This just in from the Honolulu Advertiser. Seems a woman diagnosed with hepatitis and given thirty days to live was denied the liver transplant she needed by Hawaii Medical Association (HMSA), the largest insurer here in the Islands.
The reason she was denied care after the jump ...
...her insurance carrier, Hawaii Medical Service Association, denied her coverage for a liver transplant she needed to survive because three toxicology tests showed trace amounts of cannabis in her system.
According to Reyes' attorney, Ted Herhold, with San Francisco-based Townsend and Townsend, toxicology tests from June 14, July 3 and July 14 were the sole final basis for HMSA's final denial of coverage for the 51-year-old mother of five.
Reyes' mother, Noni Kuhns, and Kimberly's husband, Robin, acknowledged HMSA's decision was based upon a failure to comply with the insurer's policy forbidding drug use. However, both claimed after the claim denial that neither HMSA nor her doctors notified Kimberly or the family of HMSA's apparent policy on drug use.
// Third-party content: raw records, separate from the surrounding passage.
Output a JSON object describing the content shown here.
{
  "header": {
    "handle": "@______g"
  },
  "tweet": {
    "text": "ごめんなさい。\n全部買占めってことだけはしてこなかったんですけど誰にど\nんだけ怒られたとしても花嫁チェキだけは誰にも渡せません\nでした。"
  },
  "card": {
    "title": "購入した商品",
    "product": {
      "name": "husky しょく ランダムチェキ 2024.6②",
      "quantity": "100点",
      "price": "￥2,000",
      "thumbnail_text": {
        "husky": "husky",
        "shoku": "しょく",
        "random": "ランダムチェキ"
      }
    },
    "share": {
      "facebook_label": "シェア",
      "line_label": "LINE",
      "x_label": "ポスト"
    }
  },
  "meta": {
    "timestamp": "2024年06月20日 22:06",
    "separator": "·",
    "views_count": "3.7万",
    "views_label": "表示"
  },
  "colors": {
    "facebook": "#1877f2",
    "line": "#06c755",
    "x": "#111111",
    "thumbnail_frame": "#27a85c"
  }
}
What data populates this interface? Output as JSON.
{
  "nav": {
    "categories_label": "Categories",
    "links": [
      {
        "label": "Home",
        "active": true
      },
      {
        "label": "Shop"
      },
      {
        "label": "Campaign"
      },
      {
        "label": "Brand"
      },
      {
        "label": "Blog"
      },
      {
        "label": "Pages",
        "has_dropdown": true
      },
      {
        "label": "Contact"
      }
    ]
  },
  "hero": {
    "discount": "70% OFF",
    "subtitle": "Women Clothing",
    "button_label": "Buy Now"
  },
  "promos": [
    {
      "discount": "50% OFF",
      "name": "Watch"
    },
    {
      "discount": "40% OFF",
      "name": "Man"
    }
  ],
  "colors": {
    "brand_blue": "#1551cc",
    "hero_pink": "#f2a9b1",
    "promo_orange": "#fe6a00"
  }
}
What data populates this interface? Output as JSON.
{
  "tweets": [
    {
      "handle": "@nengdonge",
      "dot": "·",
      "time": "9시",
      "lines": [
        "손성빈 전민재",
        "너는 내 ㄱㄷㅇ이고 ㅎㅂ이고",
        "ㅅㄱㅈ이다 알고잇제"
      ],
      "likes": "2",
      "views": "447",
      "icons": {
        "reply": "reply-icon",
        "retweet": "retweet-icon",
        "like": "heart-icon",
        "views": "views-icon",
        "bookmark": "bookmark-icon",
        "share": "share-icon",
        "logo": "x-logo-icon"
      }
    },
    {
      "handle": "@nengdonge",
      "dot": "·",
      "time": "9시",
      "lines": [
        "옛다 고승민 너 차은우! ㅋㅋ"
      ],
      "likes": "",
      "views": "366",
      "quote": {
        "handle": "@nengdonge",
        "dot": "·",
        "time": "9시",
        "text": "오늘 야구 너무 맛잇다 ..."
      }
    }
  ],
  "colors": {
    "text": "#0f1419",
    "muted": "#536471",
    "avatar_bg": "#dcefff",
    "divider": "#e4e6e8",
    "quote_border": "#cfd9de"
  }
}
I'm not sure how many other insurers out there have a provision by which they can deny coverage based on drug use. And I can understand why an insurer might be hesitant to approve an organ transplant for an unrepentant meth addict. But that "trace amounts of cannibis" can become a death sentence is not only a travesty of justice, it's a patently transparent excuse by which an insurer can deny expensive treatment to a deserving patient (a mother of five(!) who has paid her premiums). This is where the insanity of the war on drugs meets the insanity of our health care system.
I wonder whether HMSA's policy covers alcohol use; I would assume that a candidate for a liver transplant is in far more danger from drinking the legal drug than she would be from smoking marijuana.
Just in case anyone wants to dash off a note to HMSA (I've done so; they're my insurer, and yes, once in a blue moon I smoke marijuana. I sincerely hope that should the day come that I need to get to an emergency room, I won't be denied coverage because I took a toke while watching the latest Miyazaki film), here's their info:
HMSA Center
818 Keeaumoku St.
Honolulu, HI 96814
Phone: (808) 948-6111
Fax: (808) 948-5567
incidents@hmsa.com
Kimberly Reyes died on July 27 in a Hilo hospital sixteen months after her diagnosis.